日本人の嫌いな虫No.1に君臨するGさん。
タイトル見て敬遠する前に、少しだけお付き合いください。
本書の対象は、家の中で出くわせば絶望すること間違いなしのあのゴキブリではなくて、“クチキゴキブリ”。
クチキゴキブリとは、その名前のとおり朽木(=朽ちた木、腐った木)の中に棲み朽木を食べて生きているゴキブリです(Gのように早くは走れません)。
なんとこのゴキブリ、父親と母親が生涯つがいを形成して浮気せず、一緒に子育てをするのです。
夫婦で子育てをする特徴は鳥類では見られても、昆虫類ではめずらしい。
この点に魅せられてしまった著者が、クチキゴキブリの生態を研究する過程がおもしろおかしく記されています。
クチキゴキブリは、つがいになるとお互いの翅(ハネ)を食い合うという不思議な行動と取ることで知られていて、著者は主にこの謎を研究しています
メインテーマであるクチキゴキブリの話もとても面白いのですが、
個人的に興味深く感じたのは、本書のもう1つのテーマとなっている研究者や研究職を志す博士課程の学生のリアルな現状です。
研究者って、「狭く薄暗い実験室で外界との交流を断って探究心を満たしていく仕事」のような、閉ざされたイメージを持っていましたが、本書を読んで完全にイメージが変わりました。
学会はフェスのようなものと著者が言うように、様々なコミュニティが形成されるなど、社交性に富んだ世界。

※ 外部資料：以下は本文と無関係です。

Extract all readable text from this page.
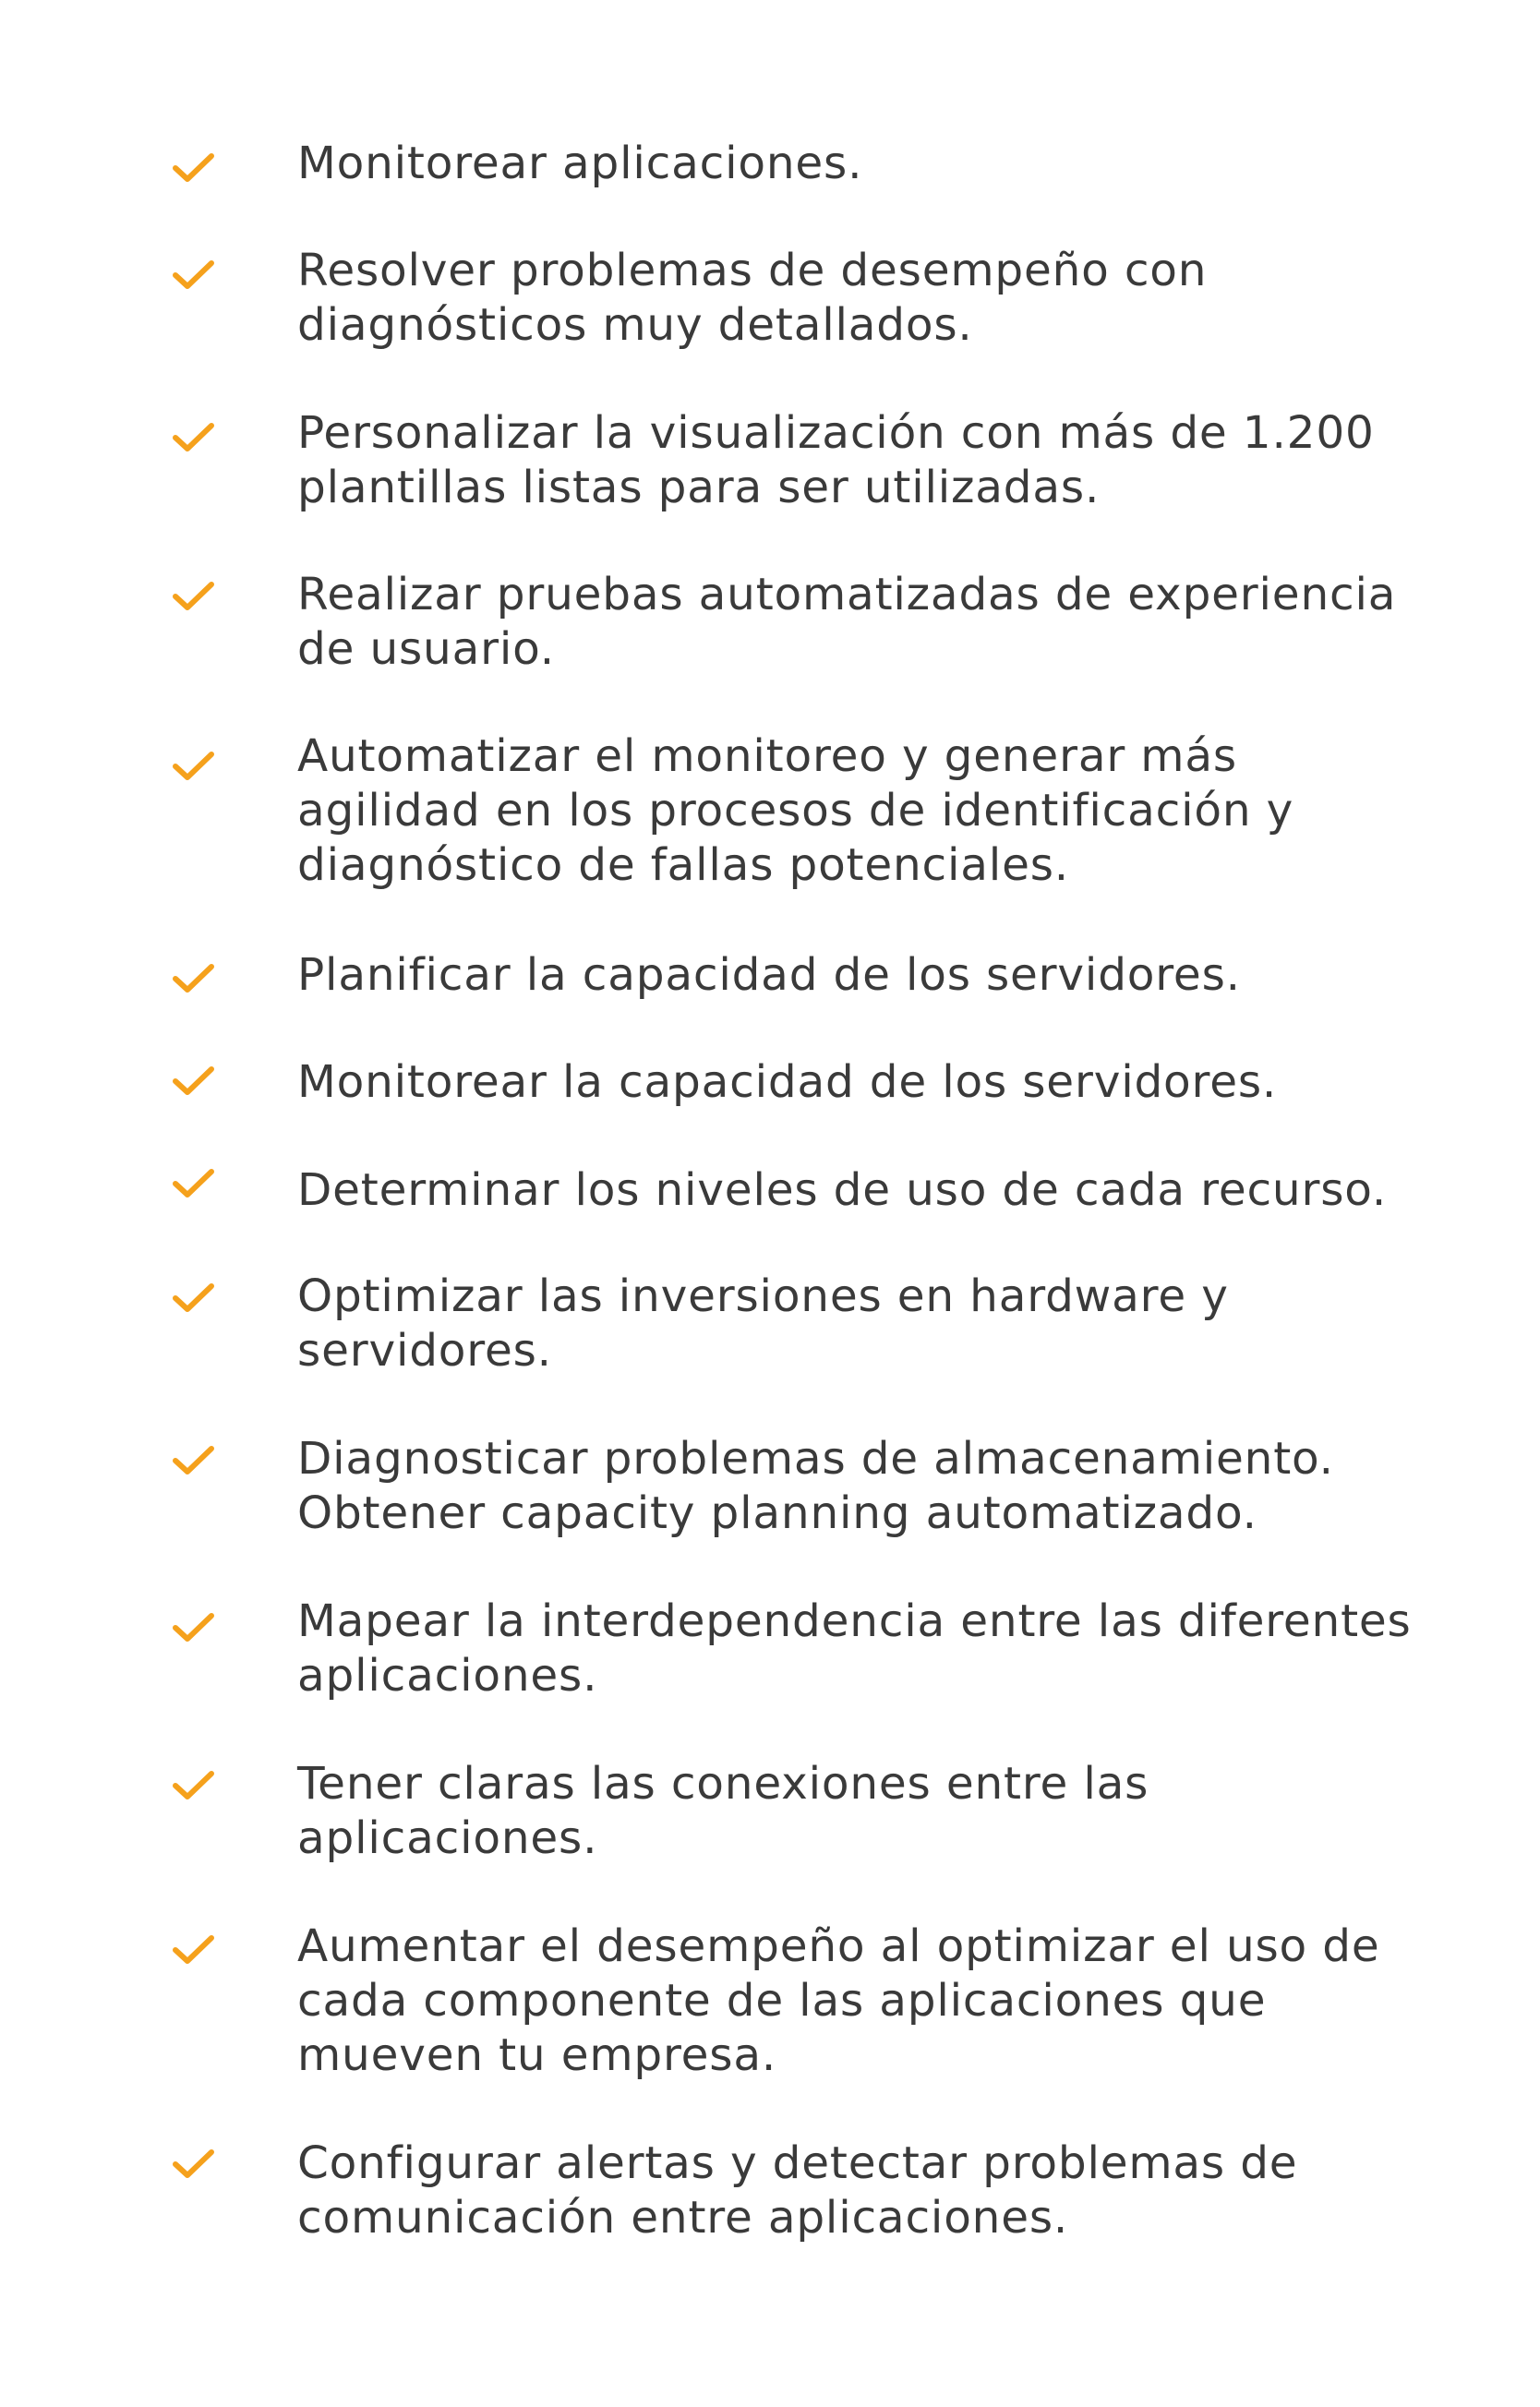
Monitorear aplicaciones.

Resolver problemas de desempeño con
diagnósticos muy detallados.

Personalizar la visualización con más de 1.200
plantillas listas para ser utilizadas.

Realizar pruebas automatizadas de experiencia
de usuario.

Automatizar el monitoreo y generar más
agilidad en los procesos de identificación y
diagnóstico de fallas potenciales.

Planificar la capacidad de los servidores.

Monitorear la capacidad de los servidores.

Determinar los niveles de uso de cada recurso.

Optimizar las inversiones en hardware y
servidores.

Diagnosticar problemas de almacenamiento.
Obtener capacity planning automatizado.

Mapear la interdependencia entre las diferentes
aplicaciones.

Tener claras las conexiones entre las
aplicaciones.

Aumentar el desempeño al optimizar el uso de
cada componente de las aplicaciones que
mueven tu empresa.

Configurar alertas y detectar problemas de
comunicación entre aplicaciones.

人脈づくりには、コミュニケーション能力が問われるのだそう
一方で、
自らの「研究が学術的にどのような価値を提供できるのか」、を常に問われ続けながら、
研究成果を論文という形に落とし込み、論文雑誌に掲載されること競う厳しい世界でもあります。
有名な科学雑誌に掲載されるとポイントが多く付与されるとか、雑誌毎に細かいランクがあるらしく、このポイントが研究者の客観的な実績として評価されるんだって
論文雑誌への掲載可否を決定する査読者(=審査)とのやり取りなどの説明もり、「へぇー」の連続でした。
研究者として自分の好きな研究で飯を食べていくことが狭き門であること、能力があればなれるというものではなく、コミュニケーション能力や英語力を含めた総合力が求められることがよくわかりました。
著者の大崎さんの言葉を借りると、研究者には“総合格闘技”のようなスキルが求められる
まとめると、こちらの本は以下のような方におすすめです。
アカデミックな世界に興味が湧いてきましたw
僕も論文を読んでみようかなぁ
- 一生涯つがいを形成するクチキゴキブリの生態に興味がわいた方
- アカデミックな世界を知りたい方
- 本書の著者でもあり、若きクチキゴキブリ研究者である大崎さんを応援したい方(著者のブログ)
ちなみに、本書を読んだのは、
少し前に読んだ前野ウルド浩太郎さんの「バッタを倒しにアフリカへ」を読んで、
未だ解明されていない虫の生態に興味を持ったことがきっかけ。
こちらの本もめちゃくちゃ面白いですよ!
最近、お腹の底から笑えてない人、夢を実現するための勇気が欲しい人にオススメの1冊です
最後まで読んでくれて、ありがとうございました〜。